Ainsi répond-on à l'intolérance par plus d'intolérance encore, tout en ayant l'audace grossière de se prétendre ouvert d'esprit. Ainsi pointe-t-on du doigt les excès, sans nuance ni discernement. Ainsi sanctionne-t-on l'irrespect, le mépris de la différence, de ceux qui ne pensent pas comme des anciens textes le commandent, par la moquerie, l'injure, la rage. En somme, ainsi donne-t-on objectivement à voir toutes les vilenies dont on accuse l'idée fantasmée qu'on se fait de la religion. Sans sourciller. En osant se clamer « représentant de la raison ». Il faut croire que toute époque à l'élite intellectuelle qu'elle mérite, et que la nôtre sera celle des Anges de la Téléréalité ou ne sera pas.
Inutile, d'ailleurs, de se connecter pour tenter d'ouvrir un quelconque débat, ou de relever quelques-unes de ces incohérences. L'union fait la force aussi sûrement que l'oignon fait la soupe, et c'est précisément pour cette raison que la bêtise aime tant la compagnie.
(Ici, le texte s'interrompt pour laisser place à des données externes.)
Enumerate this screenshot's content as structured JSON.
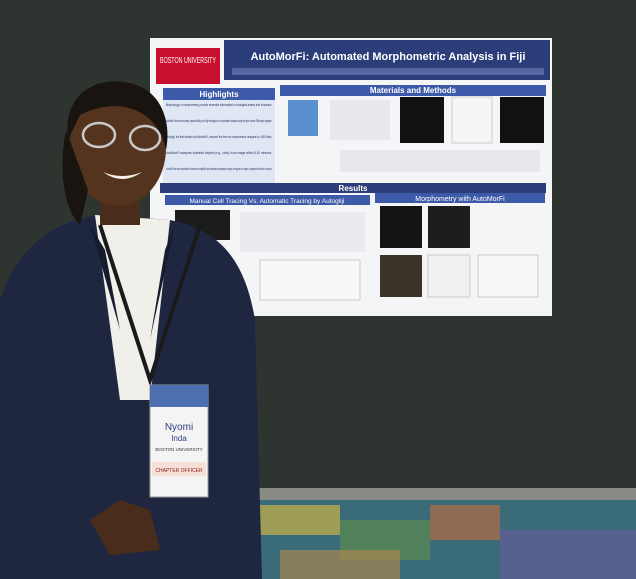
{
  "poster": {
    "logo": "BOSTON UNIVERSITY",
    "title": "AutoMorFi: Automated Morphometric Analysis in Fiji",
    "sections": {
      "highlights": "Highlights",
      "methods": "Materials and Methods",
      "results": "Results",
      "tracing": "Manual Cell Tracing Vs. Automatic Tracing by Autogliji",
      "morphometry": "Morphometry with AutoMorFi"
    },
    "highlights": [
      "Morphology or morphometry provide essential information to biological states and functions.",
      "AutoMorFi achieves accuracy, reproducibility, and high throughput in morphometric analysis using the open source Fiji/ImageJ program.",
      "Autogliji, the first iteration of AutoMorFi, reduced the time for morphometric analysis by >300 folds.",
      "AutoMorFi analyzes unlimited objects (e.g., cells) in an image within 5-10 minutes.",
      "AutoMorFi has been customized for fluorescent, brightfield, and underwater photography images, and applied to a range of organisms from flies to humans."
    ]
  },
  "badge": {
    "first_name": "Nyomi",
    "last_name": "Inda",
    "affiliation": "BOSTON UNIVERSITY",
    "role": "CHAPTER OFFICER"
  }
}
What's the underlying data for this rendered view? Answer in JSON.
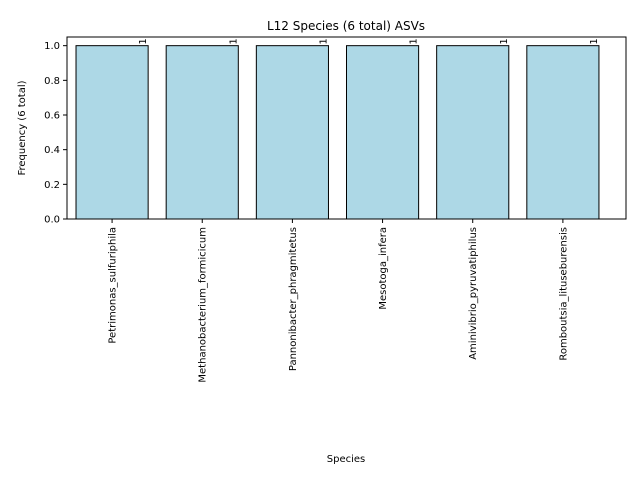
{
  "chart_data": {
    "type": "bar",
    "title": "L12 Species (6 total) ASVs",
    "xlabel": "Species",
    "ylabel": "Frequency (6 total)",
    "categories": [
      "Petrimonas_sulfuriphila",
      "Methanobacterium_formicicum",
      "Pannonibacter_phragmitetus",
      "Mesotoga_infera",
      "Aminivibrio_pyruvatiphilus",
      "Romboutsia_lituseburensis"
    ],
    "values": [
      1,
      1,
      1,
      1,
      1,
      1
    ],
    "data_labels": [
      "1",
      "1",
      "1",
      "1",
      "1",
      "1"
    ],
    "ylim": [
      0,
      1.05
    ],
    "yticks": [
      "0.0",
      "0.2",
      "0.4",
      "0.6",
      "0.8",
      "1.0"
    ],
    "bar_color": "#add8e6",
    "edge_color": "#000000",
    "grid": false,
    "legend": "none"
  }
}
Celui qui s'y essayerait se heurterait vite au mur que raillent ceux qui raillent les Témoins de Jéhovah et leurs visites (trop) matinales.
Dans le meilleur des cas (j'insiste sur le « meilleur »), vous tomberez sur un étudiant en bio ou en physique qui a niaisement intégré (ingurgité serait plus juste) les grandes théories en vigueur dans son futur champ d'exercice (prouvant par-là qu'une réorientation prématurée s'impose), et qui ne fera que les remâcher en boucle, évolution en tête (son Ancien Testament à lui), sans jamais faire preuve ne serait-ce que d'une once de recul ou de réflexion. Il vous assènera religieusement (ça n'a rien d'un hasard) vos quatre vérités et si, en face, vous ne vous laissez pas aplatir par le rouleau-compresseur de son laïus, il vous le répétera en boucle jusqu'à ce que lassitude ou conversion s'ensuive (là encore, le mot n'est pas choisi sans raison). Oh, pas parce que le discours n'est pas flexible en lui-même, détrompez-vous (un véritable profil scientifique pourrait débattre avec vous pendant des heures), mais parce qu'hors du par-coeur bête et (très) méchant, ça fait « syntax error » dans la tête de ces personnes-là. Sorties de leurs pistes balisées, point de salut : elles ont leurs texte sacrés et elles ne s'en écarteront pas d'une ligne. Elles ne peuvent pas, elles ne veulent pas et de toute façon, si vous n'êtes pas d'accord avec elles « vous êtes un créationniste » (comprendre : un mécréant). Elles ont plusieurs centaines de leurs semblables pour leur donner raison. L'union fait la force, écrivais-je. Et tant pis si la quantité n'a jamais fait la qualité.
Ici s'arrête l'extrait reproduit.